You can the constructor whatever DisplayObject you like, normally you'd use your document class, but anything will work. As far as I can understand it's only really used for displaying debug info.

var tracker:AnalyticsTracker = new GATracker( new Sprite, "UA-XXXXXXX-X", TrackerMode.AS3, false );

Setting the TrackerMode to AS3 let's the flash communicate directly with the tracking servers, so you don't need the javascript from google's servers.

I can't help you with the communication between js/as3, but that should be fairly easy.

Probably not useful to the OP, but just spent the whole day working around this so hopefully my solution will save someone else that time.

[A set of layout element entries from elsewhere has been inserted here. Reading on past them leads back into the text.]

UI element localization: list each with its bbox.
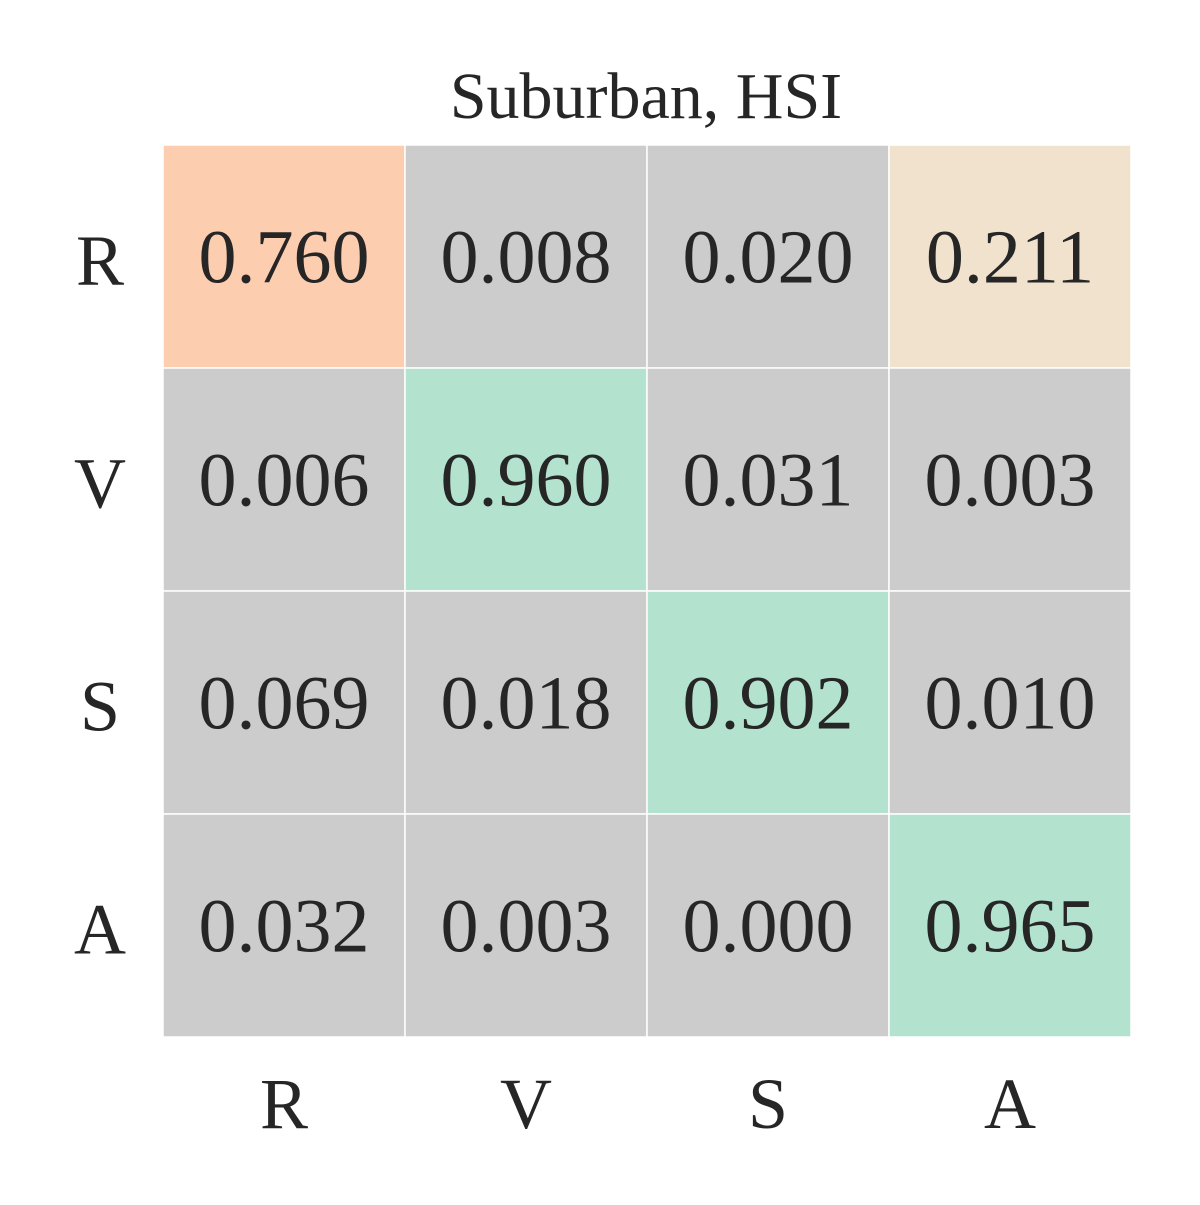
heatmap-cell xyxy=(888,590,1132,815)
y-axis-tick-labels: R V S A xyxy=(74,221,126,970)
heatmap-value-label: 0.006 xyxy=(199,439,370,523)
heatmap-cell xyxy=(888,367,1132,592)
heatmap-value-label: 0.211 xyxy=(926,216,1094,300)
heatmap-cell xyxy=(404,367,648,592)
heatmap-value-label: 0.069 xyxy=(199,662,370,746)
heatmap-value-label: 0.010 xyxy=(925,662,1096,746)
heatmap-cell xyxy=(162,813,406,1038)
heatmap-cell xyxy=(646,144,890,369)
heatmap-value-label: 0.020 xyxy=(683,216,854,300)
y-tick-label: A xyxy=(74,890,126,970)
heatmap-cell xyxy=(888,144,1132,369)
heatmap-cells xyxy=(162,144,1132,1038)
x-tick-label: S xyxy=(748,1064,788,1144)
heatmap-value-label: 0.902 xyxy=(683,662,854,746)
heatmap-cell xyxy=(646,813,890,1038)
heatmap-value-label: 0.018 xyxy=(441,662,612,746)
heatmap-value-label: 0.000 xyxy=(683,885,854,969)
chart-title: Suburban, HSI xyxy=(450,60,842,133)
heatmap-cell xyxy=(404,144,648,369)
heatmap-cell xyxy=(404,813,648,1038)
heatmap-value-label: 0.760 xyxy=(199,216,370,300)
heatmap-cell xyxy=(162,144,406,369)
heatmap-value-label: 0.003 xyxy=(925,439,1096,523)
heatmap-value-label: 0.032 xyxy=(199,885,370,969)
heatmap-value-label: 0.008 xyxy=(441,216,612,300)
heatmap-cell xyxy=(162,367,406,592)
y-tick-label: R xyxy=(76,221,124,301)
x-tick-label: V xyxy=(500,1064,552,1144)
x-tick-label: R xyxy=(260,1064,308,1144)
x-tick-label: A xyxy=(984,1064,1036,1144)
heatmap-cell xyxy=(404,590,648,815)
heatmap-value-label: 0.031 xyxy=(683,439,854,523)
y-tick-label: S xyxy=(80,667,120,747)
heatmap-value-labels: 0.760 0.008 0.020 0.211 0.006 0.960 0.031 0.003… xyxy=(199,216,1096,969)
heatmap-value-label: 0.960 xyxy=(441,439,612,523)
heatmap-cell xyxy=(888,813,1132,1038)
y-tick-label: V xyxy=(74,444,126,524)
heatmap-cell xyxy=(646,367,890,592)
heatmap-value-label: 0.965 xyxy=(925,885,1096,969)
heatmap-value-label: 0.003 xyxy=(441,885,612,969)
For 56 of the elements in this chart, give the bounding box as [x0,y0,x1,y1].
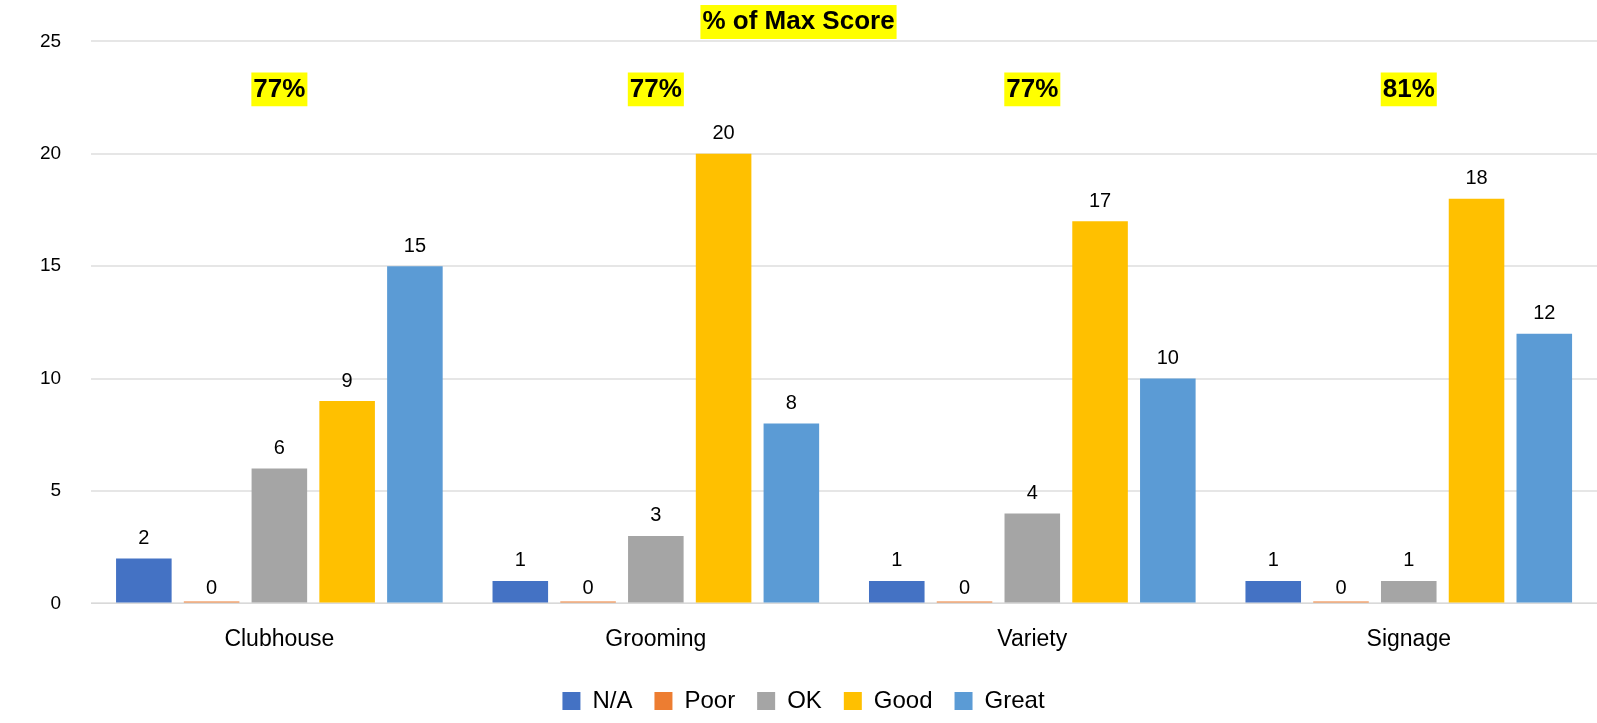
data-label: 2 [138,525,150,548]
bar [1516,333,1573,603]
data-label: 20 [712,121,735,144]
data-label: 15 [403,233,427,256]
legend-label: OK [787,685,822,713]
annotation: 77% [253,72,306,103]
bar [628,535,684,603]
data-label: 6 [273,436,285,459]
y-tick-label: 10 [39,366,62,388]
annotation: 77% [1006,72,1059,103]
data-label: 0 [1335,575,1347,598]
data-label: 3 [650,503,662,526]
annotation: 77% [629,72,682,103]
y-tick-label: 5 [50,479,62,501]
bar [1140,378,1196,603]
data-label: 0 [958,575,971,598]
legend-label: Great [984,685,1045,713]
bar [1072,221,1128,603]
chart-title: % of Max Score [702,5,895,36]
bar [251,468,308,603]
data-label: 1 [1403,548,1415,571]
bar [387,266,443,603]
legend-label: Good [873,685,933,713]
data-label: 18 [1465,166,1488,189]
bar [1004,513,1061,603]
bar [1380,580,1437,603]
data-label: 0 [206,575,218,598]
y-tick-label: 15 [39,254,62,276]
bar [319,401,375,603]
legend-label: Poor [684,685,736,713]
legend-label: N/A [592,685,633,713]
data-label: 9 [341,368,353,391]
bar [695,153,752,603]
y-tick-label: 25 [39,29,62,51]
bar [1245,580,1302,603]
y-tick-label: 0 [50,591,62,613]
data-label: 17 [1088,188,1112,211]
annotation: 81% [1382,72,1435,103]
bar [763,423,820,603]
data-label: 0 [582,575,594,598]
data-label: 10 [1156,346,1179,369]
data-label: 1 [891,548,903,571]
bar [492,580,549,603]
bar [1448,198,1505,603]
x-tick-label: Clubhouse [224,624,335,651]
data-label: 12 [1533,301,1556,324]
data-label: 4 [1026,481,1038,503]
data-label: 8 [785,391,797,414]
x-tick-label: Signage [1366,624,1451,651]
y-tick-label: 20 [39,142,62,164]
bar [868,580,925,603]
data-label: 1 [1267,548,1279,571]
data-label: 1 [514,548,526,571]
bar [116,558,172,603]
x-tick-label: Grooming [605,624,707,651]
x-tick-label: Variety [997,624,1068,651]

So the reason the ga.js code can't be used directly from an AIR app written in javascript is that AIR won't set the cookie for pages that are stored within the application itself. To work around this, I downloaded ga.js to the application and modified it so that it doesn't rely on the document.cookie function.

In the application, I have:

<script type="text/javascript">
  var cookies = {};
  document.__defineSetter__('_cookie', function(c) {
      var epos = c.indexOf('=');
      var spos = c.indexOf(';', Math.max(0, epos));
      if (epos == -1 || spos == -1) { return; }
      var name = c.substring(0, epos);
      var value = c.substring(epos + 1, spos);
      cookies[name] = value;
  });
  document.__defineGetter__('_cookie', function() {
      var a = [];
      for (var name in cookies) {
          a.push(name + '=' + cookies[name]);
      }
      return a.join('; ');
  });

  var _gaq = _gaq || [];
  _gaq.push(['_setAccount', 'UA-XXXXXX-1']);
  _gaq.push(['_trackPageview', path])
  (function() {
      var ga = document.createElement('script');
      ga.type = 'text/javascript';
      ga.async = true;
      // custom GA code which uses document._cookie instead of
      // document.cookie
      ga.src = 'js/ga.js';
      var s = document.getElementsByTagName('script')[0];
      s.parentNode.insertBefore(ga, s);
  })();
</script>

Ideally, we'd be able to override the cookie method, but unfortunately, it doesn't seem possible in webkit as implemented for AIR. So in ga.js, I replaced all instances of J.cookie with J._cookie. Once that's done, ga.js should believe that it's writing cookies and function normally.

In the interest of full disclosure, I actually access the above analytics code through an iframe, but since ga.js is being served locally, I suspect it's no longer necessary and didn't want to complicate the solution by adding the bridge logic.